Graph schema discovery
Mapped all 21 edge types, 4 node labels, and entity counts. Identified which edges serve which intents.
April 16
Intent classifier endpoint
POST /classify — Groq + Llama 3.3 70B. 4 intents: fund, hire, sell, general. Tested and working.
April 16
Intent-aware query pipeline
POST /query — Full 6-step pipeline: classify → embed → intent Cypher → FalkorDB → format → synthesize. All 4 intents tested.
April 16
A/B Comparison complete
6 queries head-to-head: baseline vs intent-aware. B wins on 4/6, ties on 1, never worse. Signal-to-noise jumps from 4% to 75% on fund queries. Also discovered production vecf32 bug.
April 16
LSI Conference scan — 476 investors from 2,000 attendees
Scanned LSI USA 2026 registrations table. Title keyword filter identified 476 investors (24%). Built GET /robert-lab/lsi-scan endpoint.
April 16
Graph cross-reference — 83% hit rate on top 30
Built POST /robert-lab/lsi-enrich. Batch tested top 30 investors against FalkorDB. 25/30 found graph connections. 5 exact company matches, rest fuzzy.
April 16
Full batch scan complete — 115/146 matches (78%)
Ran all 146 score≥2 investors through graph enrichment. 115 found, 27 close matches (score < 0.4), 0 errors. Pipeline scales cleanly.
April 16
Deploy intent-aware query to production
Replace semantic-question with the intent-aware pipeline in the production copilot, or expand to score-1 investors (330 remaining).
Next
Multi-hop traversal
Person → WORKS_AT → Company → INVESTED_IN → VC Firm. Two-hop queries for richer context.
Planned
Comparison benchmarks (expanded)
Scale to 20 queries. Measure relevance, edge coverage, response quality. Initial 6-query A/B is complete — this is the full benchmark pass.
Planned
Agent tool integration
If results are strong, propose replacing semantic-question with the intent-aware pipeline in the production copilot.
Planned
Context

Why This Matters

From the April 14 meeting with Mark: the vision is four agent tools — hiring, fundraising, sales, and web search — each backed by a router agent that picks the right tool based on user intent. This lab is prototyping that router + intent-specific query logic before committing it to production.
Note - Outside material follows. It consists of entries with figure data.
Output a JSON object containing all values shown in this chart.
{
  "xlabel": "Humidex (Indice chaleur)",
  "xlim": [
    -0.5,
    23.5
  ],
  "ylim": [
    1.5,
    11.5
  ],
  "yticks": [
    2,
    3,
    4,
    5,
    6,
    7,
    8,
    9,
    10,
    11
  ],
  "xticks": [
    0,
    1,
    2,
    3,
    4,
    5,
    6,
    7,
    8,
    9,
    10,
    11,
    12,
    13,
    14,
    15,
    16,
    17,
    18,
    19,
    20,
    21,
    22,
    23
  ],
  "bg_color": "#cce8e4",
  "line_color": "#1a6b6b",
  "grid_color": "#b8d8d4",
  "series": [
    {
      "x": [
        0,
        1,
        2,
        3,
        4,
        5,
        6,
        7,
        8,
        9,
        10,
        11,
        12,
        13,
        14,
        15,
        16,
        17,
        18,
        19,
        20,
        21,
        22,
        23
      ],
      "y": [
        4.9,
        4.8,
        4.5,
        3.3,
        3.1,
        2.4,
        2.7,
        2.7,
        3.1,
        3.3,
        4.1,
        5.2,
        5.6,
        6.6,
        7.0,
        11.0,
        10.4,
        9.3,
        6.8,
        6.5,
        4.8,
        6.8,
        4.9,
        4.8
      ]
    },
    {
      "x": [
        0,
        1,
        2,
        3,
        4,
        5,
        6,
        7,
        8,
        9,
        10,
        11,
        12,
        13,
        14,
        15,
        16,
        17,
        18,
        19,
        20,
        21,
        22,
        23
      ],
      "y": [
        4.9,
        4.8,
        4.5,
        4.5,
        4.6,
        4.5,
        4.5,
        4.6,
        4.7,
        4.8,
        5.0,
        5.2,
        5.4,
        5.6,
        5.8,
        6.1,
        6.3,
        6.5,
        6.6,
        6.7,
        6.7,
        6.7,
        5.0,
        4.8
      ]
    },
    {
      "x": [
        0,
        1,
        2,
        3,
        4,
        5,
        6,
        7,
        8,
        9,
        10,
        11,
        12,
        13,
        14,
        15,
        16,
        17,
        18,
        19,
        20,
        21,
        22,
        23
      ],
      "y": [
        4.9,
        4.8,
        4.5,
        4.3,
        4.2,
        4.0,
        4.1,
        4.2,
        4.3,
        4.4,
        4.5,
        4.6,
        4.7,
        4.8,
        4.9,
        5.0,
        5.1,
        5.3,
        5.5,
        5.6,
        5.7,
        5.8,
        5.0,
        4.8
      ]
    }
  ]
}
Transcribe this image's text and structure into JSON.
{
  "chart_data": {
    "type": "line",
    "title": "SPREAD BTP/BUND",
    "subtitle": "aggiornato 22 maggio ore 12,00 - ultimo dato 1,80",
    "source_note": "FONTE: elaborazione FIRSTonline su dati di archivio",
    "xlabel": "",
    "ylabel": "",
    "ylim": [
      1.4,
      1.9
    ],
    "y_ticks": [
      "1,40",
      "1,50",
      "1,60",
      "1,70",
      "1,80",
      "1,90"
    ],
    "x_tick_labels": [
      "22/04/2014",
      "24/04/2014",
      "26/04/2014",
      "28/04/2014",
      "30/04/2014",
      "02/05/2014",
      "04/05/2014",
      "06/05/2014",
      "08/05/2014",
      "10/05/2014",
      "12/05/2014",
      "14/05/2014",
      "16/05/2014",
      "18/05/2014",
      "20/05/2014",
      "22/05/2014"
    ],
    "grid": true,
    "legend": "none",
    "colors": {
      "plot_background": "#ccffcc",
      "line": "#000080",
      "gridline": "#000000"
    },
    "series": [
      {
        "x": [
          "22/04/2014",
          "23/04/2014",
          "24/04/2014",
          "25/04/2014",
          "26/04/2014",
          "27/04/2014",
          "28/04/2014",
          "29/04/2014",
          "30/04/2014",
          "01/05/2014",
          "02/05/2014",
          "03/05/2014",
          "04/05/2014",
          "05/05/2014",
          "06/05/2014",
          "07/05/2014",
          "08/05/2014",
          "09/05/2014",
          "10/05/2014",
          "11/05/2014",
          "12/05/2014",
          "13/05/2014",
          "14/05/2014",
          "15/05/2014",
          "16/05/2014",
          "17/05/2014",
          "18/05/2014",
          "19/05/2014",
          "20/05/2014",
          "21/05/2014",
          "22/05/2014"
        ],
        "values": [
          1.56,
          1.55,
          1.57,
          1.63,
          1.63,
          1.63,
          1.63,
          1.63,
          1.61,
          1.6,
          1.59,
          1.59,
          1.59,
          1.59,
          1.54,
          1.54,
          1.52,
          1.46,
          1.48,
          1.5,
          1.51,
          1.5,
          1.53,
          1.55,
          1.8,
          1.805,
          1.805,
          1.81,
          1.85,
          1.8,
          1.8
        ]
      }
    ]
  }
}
The existing semantic-question function was built as a general-purpose Q&A layer. It works well for factual lookups ("What does X do?") but falls flat for action-oriented queries ("Who should I pitch to?") because it doesn't understand intent. The intent-aware pipeline is the first step toward Mark's vision of specialized agent tools.